What is the etymology of the name suffix “maus” seen in the name “Oenomaus”/Oenamaus” where the prefix “oeno” stands for “wine”?

By: | Post date: 2015-12-20 | Comments: No Comments
Posted in categories: Ancient Greek, Linguistics

The book reviewed here: Bryn Mawr Classical Review 2008.07.58  proposes μέμαα, μέμονα “lust for”, “be eager”, “rage”. (The verb is related to mēnis, the rage of Achilles.) So, “striving for wine”. The book is about poetic etymologies, so it’s not clear to me this would be a linguistically correct derivation; but looks like it’s right, because you can always trust German scholarship:

In Wilhelm Heinrich Roscher (Hrsg.): Ausführliches Lexikon der griechischen und römischen Mythologie. Band 3,1, Leipzig 1902 http://www.archive.org/stream/au… , “striving for wine” is given, but rejected.

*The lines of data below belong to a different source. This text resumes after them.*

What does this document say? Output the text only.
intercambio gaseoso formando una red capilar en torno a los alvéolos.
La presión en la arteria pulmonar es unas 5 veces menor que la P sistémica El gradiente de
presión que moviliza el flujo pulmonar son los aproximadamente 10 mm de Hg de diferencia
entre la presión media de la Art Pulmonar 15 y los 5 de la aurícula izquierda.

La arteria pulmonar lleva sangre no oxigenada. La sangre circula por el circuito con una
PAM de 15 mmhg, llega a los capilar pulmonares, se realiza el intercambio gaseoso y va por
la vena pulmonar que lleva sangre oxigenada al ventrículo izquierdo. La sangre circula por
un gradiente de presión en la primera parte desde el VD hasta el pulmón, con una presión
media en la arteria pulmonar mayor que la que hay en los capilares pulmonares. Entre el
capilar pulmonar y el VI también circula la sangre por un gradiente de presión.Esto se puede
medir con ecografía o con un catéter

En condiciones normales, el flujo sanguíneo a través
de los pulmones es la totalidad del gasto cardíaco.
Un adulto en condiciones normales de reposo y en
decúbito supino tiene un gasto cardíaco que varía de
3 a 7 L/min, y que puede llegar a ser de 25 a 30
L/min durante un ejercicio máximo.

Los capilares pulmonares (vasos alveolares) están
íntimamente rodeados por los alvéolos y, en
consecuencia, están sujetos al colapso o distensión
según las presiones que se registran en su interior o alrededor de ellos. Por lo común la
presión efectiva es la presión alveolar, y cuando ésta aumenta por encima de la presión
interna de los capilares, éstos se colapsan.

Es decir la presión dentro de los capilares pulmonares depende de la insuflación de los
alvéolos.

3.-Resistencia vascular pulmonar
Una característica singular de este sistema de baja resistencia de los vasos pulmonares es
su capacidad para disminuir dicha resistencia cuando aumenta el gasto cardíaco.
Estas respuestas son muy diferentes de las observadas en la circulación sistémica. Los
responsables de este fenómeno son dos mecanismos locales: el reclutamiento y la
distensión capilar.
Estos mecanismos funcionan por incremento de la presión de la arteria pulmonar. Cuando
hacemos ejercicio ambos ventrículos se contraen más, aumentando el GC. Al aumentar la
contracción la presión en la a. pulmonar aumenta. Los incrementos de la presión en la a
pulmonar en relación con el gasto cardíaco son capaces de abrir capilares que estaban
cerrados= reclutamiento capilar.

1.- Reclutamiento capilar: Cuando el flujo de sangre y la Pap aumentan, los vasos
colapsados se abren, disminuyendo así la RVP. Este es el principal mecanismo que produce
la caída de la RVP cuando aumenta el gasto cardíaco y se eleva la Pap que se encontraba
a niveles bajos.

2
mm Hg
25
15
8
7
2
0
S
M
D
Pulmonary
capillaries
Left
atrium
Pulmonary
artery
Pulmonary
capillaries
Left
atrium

From what my poor German tells me, everyone accepts that –maos is from μέμαα , but they reject that oino– is about wine, suggesting that it was insteaed ϝινο- “strong”, οἰν-οψ “dark”, or οἰωνός “bird of prey”.

The derivation from μέμαα threw me, but it’s an old enough verb for it to make sense. I can’t find any other words ending in –maos.